3.4 二面性ビューでのネストおよびネスト解除

二面性ビューの基礎となる表には、ビューでサポートされているドキュメントのフィールドが生成されます。ルート以外の表の列では、(1)その表に固有のオブジェクトにフィールドを生成(ネスト)することも、(2)親表に固有のオブジェクトにフィールドを生成(ネスト解除)することもできます。

二面性ビューの基礎となる列は、通常はSQLスカラー型(VARCHAR2NUMBERなど)であり、それにマップされているフィールドは対応するJSONスカラー型(文字列、数値など)です。

ルート以外の表の列によって生成されるドキュメント・フィールドを配置する方法には、次の2つがあります:脚注2

  • 自分のオブジェクトにフィールドを配置します。これは親オブジェクトのフィールドの値になります。ビュー定義には、表のこのネスト・フィールドを指定します。たとえば、例3-2のフィールドteamInfoは、表teamのネスト・フィールドです。

    この場合、表、その列、およびそれらの列に対応するフィールドを、そのネスト・フィールドの値として親オブジェクトにネストされているものとして普通に述べています。

  • フィールドを親オブジェクトに直接追加します。この場合、ビュー定義にネスト・フィールドの名前は指定しません。ネスト・フィールドのかわりに、キーワードUNNESTを定義に指定します。例3-3および例3-7に、これを示します。

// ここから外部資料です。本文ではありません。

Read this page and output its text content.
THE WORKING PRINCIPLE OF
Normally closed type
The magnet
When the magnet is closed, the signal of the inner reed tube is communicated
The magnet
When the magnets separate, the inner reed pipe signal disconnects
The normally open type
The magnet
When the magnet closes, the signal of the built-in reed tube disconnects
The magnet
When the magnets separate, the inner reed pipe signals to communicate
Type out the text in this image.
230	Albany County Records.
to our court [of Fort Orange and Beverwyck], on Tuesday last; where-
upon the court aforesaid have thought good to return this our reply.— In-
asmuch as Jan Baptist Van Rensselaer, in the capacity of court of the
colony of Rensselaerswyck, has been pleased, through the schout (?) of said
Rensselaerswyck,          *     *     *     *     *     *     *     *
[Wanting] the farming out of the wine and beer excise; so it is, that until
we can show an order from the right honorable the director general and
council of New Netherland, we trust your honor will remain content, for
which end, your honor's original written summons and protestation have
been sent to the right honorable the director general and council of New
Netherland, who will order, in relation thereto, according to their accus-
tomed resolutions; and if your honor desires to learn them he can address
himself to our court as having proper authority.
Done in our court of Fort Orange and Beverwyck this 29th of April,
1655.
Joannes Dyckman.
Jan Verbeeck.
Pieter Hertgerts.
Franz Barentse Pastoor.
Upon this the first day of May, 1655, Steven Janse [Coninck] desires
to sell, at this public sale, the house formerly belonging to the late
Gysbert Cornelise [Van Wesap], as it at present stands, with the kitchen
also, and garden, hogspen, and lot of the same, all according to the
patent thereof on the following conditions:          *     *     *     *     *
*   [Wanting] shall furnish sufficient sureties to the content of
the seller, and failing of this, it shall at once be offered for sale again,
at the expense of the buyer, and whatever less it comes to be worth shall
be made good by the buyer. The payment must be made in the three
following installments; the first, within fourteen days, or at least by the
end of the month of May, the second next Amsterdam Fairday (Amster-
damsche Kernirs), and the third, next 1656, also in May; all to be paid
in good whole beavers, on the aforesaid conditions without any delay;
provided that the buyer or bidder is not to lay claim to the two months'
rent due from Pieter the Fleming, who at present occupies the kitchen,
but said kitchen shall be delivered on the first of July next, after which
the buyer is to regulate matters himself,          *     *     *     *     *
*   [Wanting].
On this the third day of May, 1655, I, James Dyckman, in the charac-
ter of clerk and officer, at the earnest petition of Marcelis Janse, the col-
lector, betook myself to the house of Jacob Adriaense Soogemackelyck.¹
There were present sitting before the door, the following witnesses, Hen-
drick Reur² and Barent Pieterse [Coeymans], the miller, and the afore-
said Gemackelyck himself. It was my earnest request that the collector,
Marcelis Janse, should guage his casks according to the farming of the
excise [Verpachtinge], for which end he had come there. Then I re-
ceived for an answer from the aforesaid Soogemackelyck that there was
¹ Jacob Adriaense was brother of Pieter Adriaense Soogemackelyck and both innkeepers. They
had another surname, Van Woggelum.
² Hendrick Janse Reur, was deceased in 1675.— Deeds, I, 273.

(キーワードUNNESTがない)ネストがデフォルトの動作です。

基礎となる表の(フレックスでない)JSONの列は、スカラー型の列と同じ方法で処理されます。

表がネストされている場合、JSON型の列にマップされたフィールドは、親オブジェクトのネスト・フィールドの値であるオブジェクトに含まれます。

たとえば、親オブジェクトのネスト・フィールドがinfoで、JSON型の列に値25があり、フィールドareaにマップされている場合、フィールドinfoの値は、フィールドareaを含むオブジェクトになります:

{..., "info" : {..., "area":25, ...}}

表がネスト解除されている場合は、フィールドareaが親オブジェクトに配置され、ネスト・フィールドinfoはありません:

{..., "area":25, ...}

JSON型の列の値がオブジェクトの場合は、何も変わりません。たとえば、列にマップされたareaフィールドに値{"width":2, "length":3}がある場合は、ネストによって次が生成されます:

{..., "info" : {..., "area":{"width":2, "length":3}, ...}}

そして、ネスト解除によって次が生成されます:

{..., "area":{"width":2, "length":3}, ...}

次に、フレックス列について考えてみます(二面性ビューでのJSON列によるスキーマ柔軟性を参照)。フレックス列JSON型の列であり、その値は常にオブジェクトで、その目的は認識されていない新しい受信フィールドのコンテナになることです。

つまり、フレックス列に含まれるフィールドは、二面性ビューの一部として最初は定義されていません。これらは、ビューでサポートされているドキュメントをアプリケーションが挿入および更新するときにその場で作成されます。

フレックス列の値は常にオブジェクトであるため、フレックス列のデータは常にネストされません。これはその列が1列のみの表であるのと同じようなものです。フレックス列自体はネスト・フィールドにマップされず、そこに格納されるオブジェクトのフィールドは親オブジェクトに直接配置されます。

フレックス列のこのネスト解除のことを、親オブジェクトへのフィールドのマージと呼びます。

たとえば、フレックス列stuffに次のオブジェクトが含まれているとします:

{"width":2, "length":3}

そのオブジェクトの各フィールドか親オブジェクトにマージされます:

{..., "width":2, "length":3, ...}

これは、フレックス列を含む表自体がネストされているか、ネストされていないかに関係なく発生します。つまり、フレックス列のマージは、同じ表内のスカラー列がネストされているか、ネストされていないかとは無関係です。



脚注一覧

脚注1: ここでは、非表示のフィールドや、値が生成されるフィールドなど、列にマッピングされるフィールド以外の可能性は無視しています。(そのようなフィールドの詳細は、生成フィールド、非表示フィールドを参照してください。)
脚注2: ネストもネスト解除もルート表の列には当てはまりません。これらのフィールドは、結果となるオブジェクトの最上位レベルに配置されるので、親はありません。